Education and Pregnancy: Mutually Exclusive?

Pregnant and parenting college students need support. Can advocates on both sides of the abortion debate come together to support the Pregnant and Parenting Student Services Act?

When Chaunie Saelens
went searching on her Michigan university campus, she learned there were
virtually no resources for students like her facing an unplanned pregnancy.
Sally Winn and her husband discovered the same thing in Indiana. Joyce
McCauley-Benner learned she was pregnant after being sexually assaulted while
working her way through college in Florida; trying to navigate the maze of
resources made her difficult situation even worse.

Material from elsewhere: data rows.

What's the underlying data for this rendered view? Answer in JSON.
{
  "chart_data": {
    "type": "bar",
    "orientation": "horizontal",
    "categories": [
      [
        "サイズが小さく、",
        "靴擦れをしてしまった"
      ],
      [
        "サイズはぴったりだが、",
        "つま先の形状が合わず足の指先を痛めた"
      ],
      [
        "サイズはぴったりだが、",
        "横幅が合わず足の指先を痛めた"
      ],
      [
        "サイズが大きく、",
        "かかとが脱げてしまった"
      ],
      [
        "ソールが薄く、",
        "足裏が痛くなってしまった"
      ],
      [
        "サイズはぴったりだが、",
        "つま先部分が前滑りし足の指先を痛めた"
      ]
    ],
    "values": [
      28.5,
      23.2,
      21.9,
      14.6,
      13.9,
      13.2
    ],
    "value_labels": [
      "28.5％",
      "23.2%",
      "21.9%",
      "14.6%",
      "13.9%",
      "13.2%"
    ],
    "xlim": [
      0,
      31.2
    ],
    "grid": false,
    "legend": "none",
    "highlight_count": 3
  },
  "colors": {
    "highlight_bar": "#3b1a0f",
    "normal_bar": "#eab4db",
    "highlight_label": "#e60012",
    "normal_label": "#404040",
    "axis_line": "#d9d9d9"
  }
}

When Julia Thornton faced an
unplanned pregnancy during college, she decided adoption was the best choice
for her and her daughter, but the lack of support drove her to drop out.

Personal stories like
those of Feminists for Life speakers are echoed across the country.
Pregnant professors on the tenure
track often fare no better.  In fact, little has changed since my father
graduated with me in his arms.

When Feminists for
Life’s Board of Directors was determining the best way for us to serve
women and children, a board member shared her story. After a bad break up with
her boyfriend, Jeannie discovered that she was pregnant. As a graduate student
deep in debt, she looked around her Washington, D.C., campus for the basics and
found nothing. She attributes her miscarriage to the stress of feeling she had
no choice but to seek an abortion. “Without housing, child care and
maternity coverage, it doesn’t feel like you have much of a
choice,” she said.

As I traveled across the
country giving lectures on pro-life feminist history, I realized that I had
never seen a visibly pregnant student. FFL moved into action.

In January 1997, I
moderated the first-ever FFL Pregnancy Resource Forum at Georgetown University,
where administrators, staff and students together inventoried the resources for
pregnant and parenting students on and off campus and determined priorities.
Since then, Georgetown has dedicated housing for student mothers in nearby
townhouses and built a childcare center adjacent to campus. Most important, the
university designated a central place on campus to coordinate services
including financial aid, counseling and health care. Today, Georgetown has
monthly “safety net” meetings of various departments and an annual
Forum to fine-tune their efforts to support pregnant students and parents.

Our initial Forum became
a model for the country; since then, FFL has moderated similar panel
discussions from Harvard to Berkeley, Notre Dame to Pepperdine. FFL lectures
and Forums have also sparked creative solutions by students—both pro-life
and pro-choice. Berkeley students collected money to install dozens of diaper
decks on a campus that has housing for 1,000 families. University of Virginia
students took CPR courses and offered free babysitting services. Pro-life and
pro-choice students at Wellesley held a rummage sale to provide funds for a
pro-choice student who lost her housing grant when she had her child. That
student later started a campus group called Sisters’ Keepers to build
support for women like her.

Student-organized change
is effective but, in most cases, impermanent. Without the
basics—including institutional changes that support women and men who
choose marital/partnered/single parenting or various adoption options, a
central place on campus to coordinate services, and communication of available
services during orientation and on the university website—women will
continue to feel they don’t have much of a choice.  

Research by the
Guttmacher Institute has found that the primary reasons women have abortions
are lack of resources and support.
Feminists for Life works to systematically eliminate the
reasons that drive women to abortion.

FFL, like Guttmacher,
has been listening to women about their unmet needs. College-age women have
almost half of the abortions in the U.S. In 2007, FFL asked student activists
at campuses across the country to try to find basic services for pregnant and
parenting students. The
results were dismal but no surprise. As one student put
it, “If you do get pregnant, your college experience here is over.”

As both sides look for
ways to work together, FFL proposes an abortion-neutral bill, the
Elizabeth
Cady Stanton Pregnant and Parenting Student Services Act
. If passed, this legislation would
provide funds to start a central place on campus to coordinate services for
pregnant and parenting students, to identify available services and recommend
next steps at an annual Pregnancy Resource Forum, and to give information to
staff and students. The bill is named for the mother of the women’s
movement, who was also the mother of seven children.

Being pregnant or
parenting shouldn’t terminate an education, and the lack of resources and
support shouldn’t make a woman feel coerced into terminating her
pregnancy. But it happens regularly and goes unnoticed at campuses across the
country.

Let’s replicate
success by working together again to pass the Elizabeth Cady Stanton Act.
Pregnant and parenting college students deserve better.